11KM: der tagesschau-Podcast: Tod von Oury Jalloh: Warum es nie einen Mordprozess gab (11KM Classic)
11KM rekonstruiert den rätselhaften Tod von Oury Jalloh und zeigt, wie Polizei, Justiz und Politik bis heute jede Aufklärung blockieren.

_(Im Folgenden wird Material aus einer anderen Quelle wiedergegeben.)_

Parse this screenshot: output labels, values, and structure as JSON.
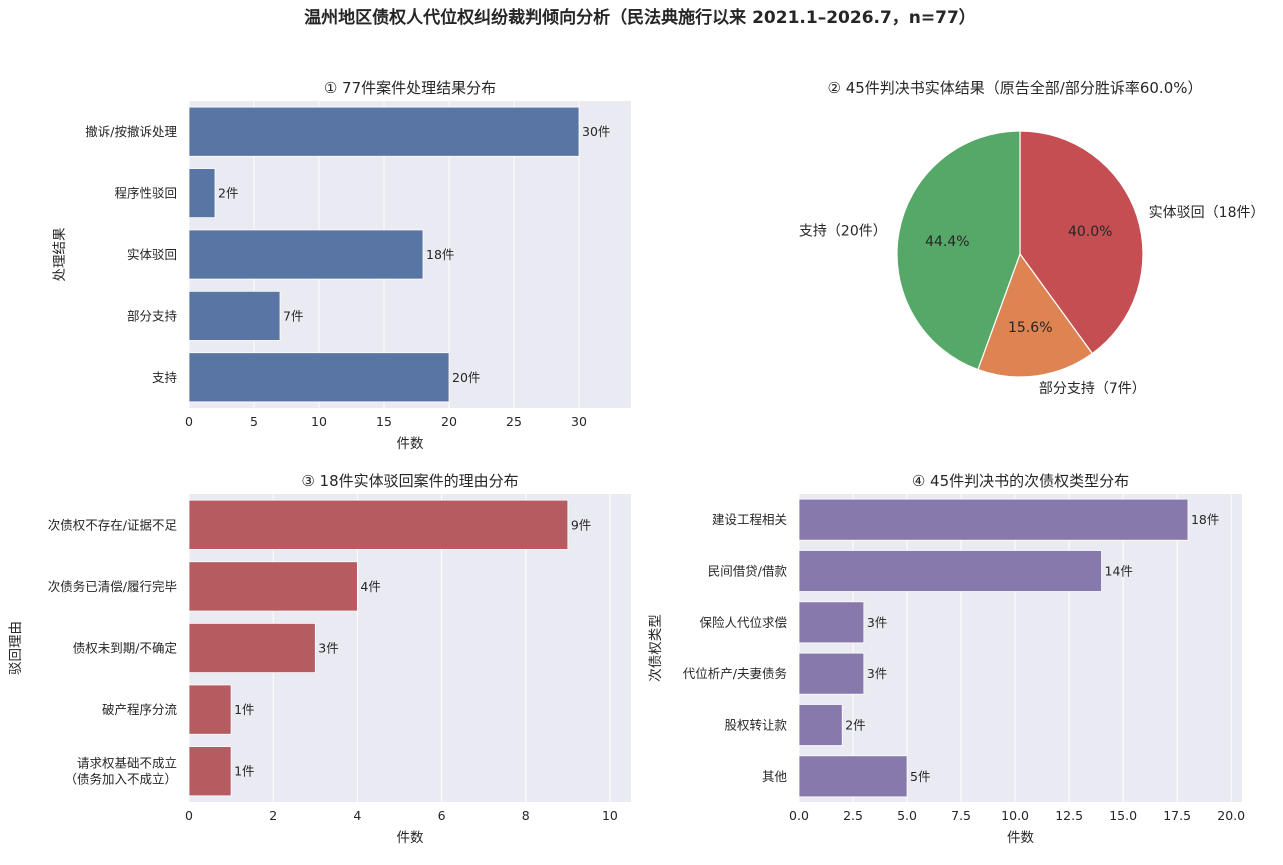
{
  "title": "温州地区债权人代位权纠纷裁判倾向分析（民法典施行以来 2021.1–2026.7，n=77）",
  "chart_data": [
    {
      "type": "bar",
      "orientation": "horizontal",
      "title": "① 77件案件处理结果分布",
      "xlabel": "件数",
      "ylabel": "处理结果",
      "categories": [
        "撤诉/按撤诉处理",
        "程序性驳回",
        "实体驳回",
        "部分支持",
        "支持"
      ],
      "values": [
        30,
        2,
        18,
        7,
        20
      ],
      "value_labels": [
        "30件",
        "2件",
        "18件",
        "7件",
        "20件"
      ],
      "xlim": [
        0,
        34
      ],
      "xticks": [
        0,
        5,
        10,
        15,
        20,
        25,
        30
      ],
      "xtick_labels": [
        "0",
        "5",
        "10",
        "15",
        "20",
        "25",
        "30"
      ],
      "color": "#5875a4",
      "grid": true
    },
    {
      "type": "pie",
      "title": "② 45件判决书实体结果（原告全部/部分胜诉率60.0%）",
      "slices": [
        {
          "label": "实体驳回（18件）",
          "value": 18,
          "pct_label": "40.0%",
          "color": "#c44e52"
        },
        {
          "label": "部分支持（7件）",
          "value": 7,
          "pct_label": "15.6%",
          "color": "#dd8452"
        },
        {
          "label": "支持（20件）",
          "value": 20,
          "pct_label": "44.4%",
          "color": "#55a868"
        }
      ]
    },
    {
      "type": "bar",
      "orientation": "horizontal",
      "title": "③ 18件实体驳回案件的理由分布",
      "xlabel": "件数",
      "ylabel": "驳回理由",
      "categories": [
        "次债权不存在/证据不足",
        "次债务已清偿/履行完毕",
        "债权未到期/不确定",
        "破产程序分流",
        "请求权基础不成立\n（债务加入不成立）"
      ],
      "values": [
        9,
        4,
        3,
        1,
        1
      ],
      "value_labels": [
        "9件",
        "4件",
        "3件",
        "1件",
        "1件"
      ],
      "xlim": [
        0,
        10.5
      ],
      "xticks": [
        0,
        2,
        4,
        6,
        8,
        10
      ],
      "xtick_labels": [
        "0",
        "2",
        "4",
        "6",
        "8",
        "10"
      ],
      "color": "#b65c61",
      "grid": true
    },
    {
      "type": "bar",
      "orientation": "horizontal",
      "title": "④ 45件判决书的次债权类型分布",
      "xlabel": "件数",
      "ylabel": "次债权类型",
      "categories": [
        "建设工程相关",
        "民间借贷/借款",
        "保险人代位求偿",
        "代位析产/夫妻债务",
        "股权转让款",
        "其他"
      ],
      "values": [
        18,
        14,
        3,
        3,
        2,
        5
      ],
      "value_labels": [
        "18件",
        "14件",
        "3件",
        "3件",
        "2件",
        "5件"
      ],
      "xlim": [
        0,
        20.5
      ],
      "xticks": [
        0,
        2.5,
        5,
        7.5,
        10,
        12.5,
        15,
        17.5,
        20
      ],
      "xtick_labels": [
        "0.0",
        "2.5",
        "5.0",
        "7.5",
        "10.0",
        "12.5",
        "15.0",
        "17.5",
        "20.0"
      ],
      "color": "#8779ab",
      "grid": true
    }
  ]
}
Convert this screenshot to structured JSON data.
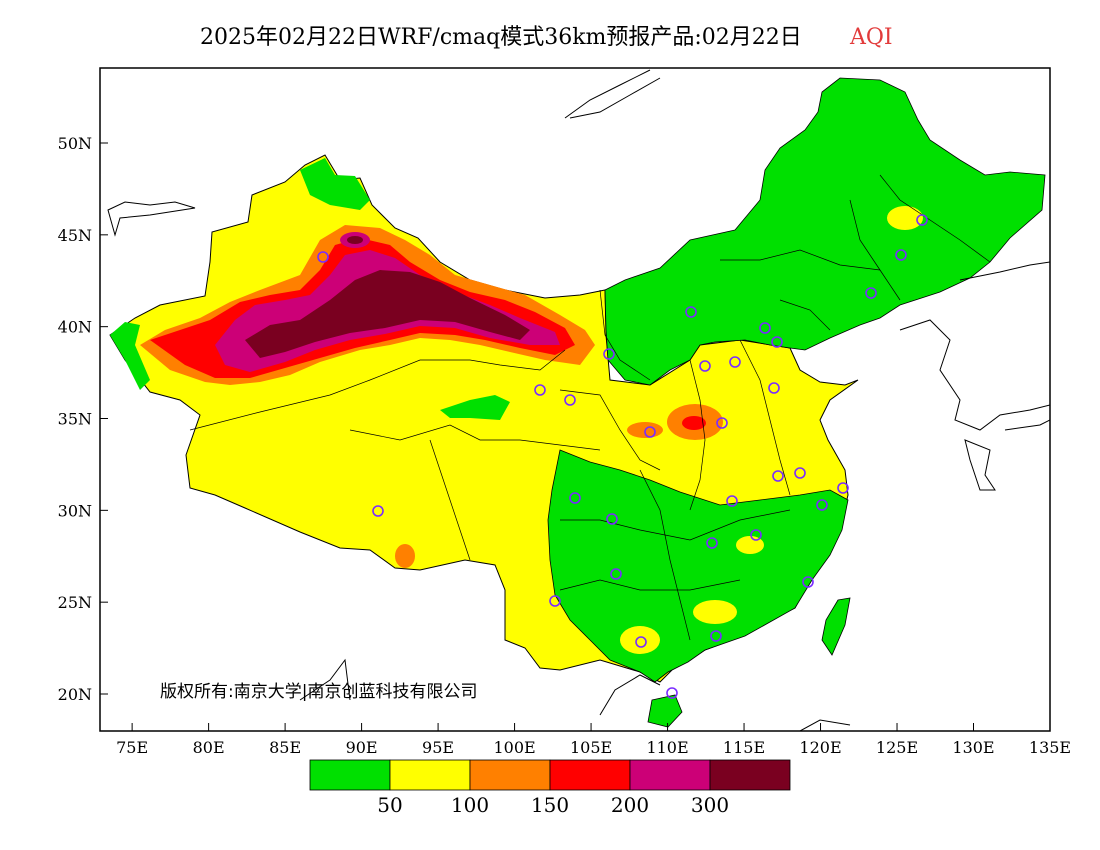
{
  "title": {
    "main": "2025年02月22日WRF/cmaq模式36km预报产品:02月22日",
    "variable": "AQI",
    "variable_color": "#e23b3b"
  },
  "axes": {
    "x_ticks": [
      "75E",
      "80E",
      "85E",
      "90E",
      "95E",
      "100E",
      "105E",
      "110E",
      "115E",
      "120E",
      "125E",
      "130E",
      "135E"
    ],
    "y_ticks": [
      "50N",
      "45N",
      "40N",
      "35N",
      "30N",
      "25N",
      "20N"
    ]
  },
  "copyright": "版权所有:南京大学|南京创蓝科技有限公司",
  "colorbar": {
    "colors": [
      "#00e000",
      "#ffff00",
      "#ff8000",
      "#ff0000",
      "#cc0077",
      "#7a0020"
    ],
    "labels": [
      "50",
      "100",
      "150",
      "200",
      "300"
    ]
  },
  "colors": {
    "good": "#00e000",
    "moderate": "#ffff00",
    "usg": "#ff8000",
    "unhealthy": "#ff0000",
    "very_unhealthy": "#cc0077",
    "hazardous": "#7a0020",
    "station": "#7a2cff"
  }
}
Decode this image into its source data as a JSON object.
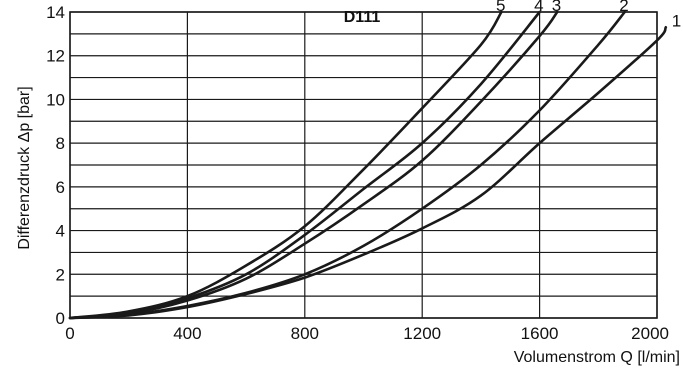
{
  "chart_data": {
    "type": "line",
    "title": "D111",
    "xlabel": "Volumenstrom Q [l/min]",
    "ylabel": "Differenzdruck Δp [bar]",
    "xlim": [
      0,
      2000
    ],
    "ylim": [
      0,
      14
    ],
    "x_ticks": [
      "0",
      "400",
      "800",
      "1200",
      "1600",
      "2000"
    ],
    "y_ticks": [
      "0",
      "2",
      "4",
      "6",
      "8",
      "10",
      "12",
      "14"
    ],
    "grid": true,
    "series": [
      {
        "name": "1",
        "x": [
          0,
          200,
          400,
          600,
          800,
          1000,
          1200,
          1400,
          1600,
          1800,
          2000,
          2030
        ],
        "y": [
          0,
          0.12,
          0.5,
          1.1,
          1.85,
          2.9,
          4.1,
          5.6,
          8.0,
          10.3,
          12.7,
          13.3
        ]
      },
      {
        "name": "2",
        "x": [
          0,
          200,
          400,
          600,
          800,
          1000,
          1200,
          1400,
          1600,
          1800,
          1890
        ],
        "y": [
          0,
          0.15,
          0.55,
          1.15,
          2.0,
          3.3,
          5.0,
          7.0,
          9.5,
          12.5,
          14.0
        ]
      },
      {
        "name": "3",
        "x": [
          0,
          200,
          400,
          600,
          800,
          1000,
          1200,
          1400,
          1600,
          1660
        ],
        "y": [
          0,
          0.2,
          0.8,
          1.8,
          3.4,
          5.2,
          7.2,
          9.9,
          12.9,
          14.0
        ]
      },
      {
        "name": "4",
        "x": [
          0,
          200,
          400,
          600,
          800,
          1000,
          1200,
          1400,
          1600
        ],
        "y": [
          0,
          0.22,
          0.9,
          2.0,
          3.8,
          5.9,
          8.0,
          10.7,
          14.0
        ]
      },
      {
        "name": "5",
        "x": [
          0,
          200,
          400,
          600,
          800,
          1000,
          1200,
          1400,
          1470
        ],
        "y": [
          0,
          0.3,
          1.0,
          2.4,
          4.2,
          6.8,
          9.6,
          12.5,
          14.0
        ]
      }
    ]
  }
}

11KM: der tagesschau-Podcast
51 min read2566 min audioDer 11KM-Podcast rekonstruiert minutiös den Tod von Oury Jalloh, der 2005 in einer Dessauer Polizeizelle verbrannte. Anna Herbst (WDR) legt dar, warum es nie einen Mordprozess gab: Polizist:innen hätten jahrelang Falschaussagen gemacht, Beweise seien verschwunden oder manipuliert worden ("das Feuerzeug wurde nachträglich platziert"), ein Video bricht nach vier Minuten ab, eine Zeugin wurde versetzt, nachdem sie ihren Chef belastete. Selbst der zuständige Staatsanwalt stellte später Mordermittlungen gegen namentlich bekannte Beamte, doch die Kolleg:innen in Halle lehnten ab – Anfangsverdacht fehle. Die Sendung zeigt, wie sehr der Rechtsstaat an seinen eigenen Ansprüchen scheiterte.
### 1. Die offizielle Version – Selbstanzündung – wackelt massiv
Die Polizei behauptete, Jalloh habe mit einem Feuerzeug eine feuerhemmende Matratze entzündet. Dabei sei ihm das Feuerzeug „aus der Brusttasche gefallen“. Weder bei der Durchsuchung noch auf dem bruchstückhaften Video taucht ein Feuerzeug auf; das später präsentierte Exemplar trägt keine Brandspuren aus der Zelle.
### 2. Beweise verschwinden oder werden nachträglich ergänzt
Die komplette Spurensicherung sollte stundenlang gefilmt werden; nur vier Minuten sind auffindbar. In diesen fehlt der entscheidende Moment, in dem ein verkohltes Feuerzeug unter der Leiche entdeckt wird. Ein Gutachten spricht von „wahrscheinlicher nachträglicher Manipulation“.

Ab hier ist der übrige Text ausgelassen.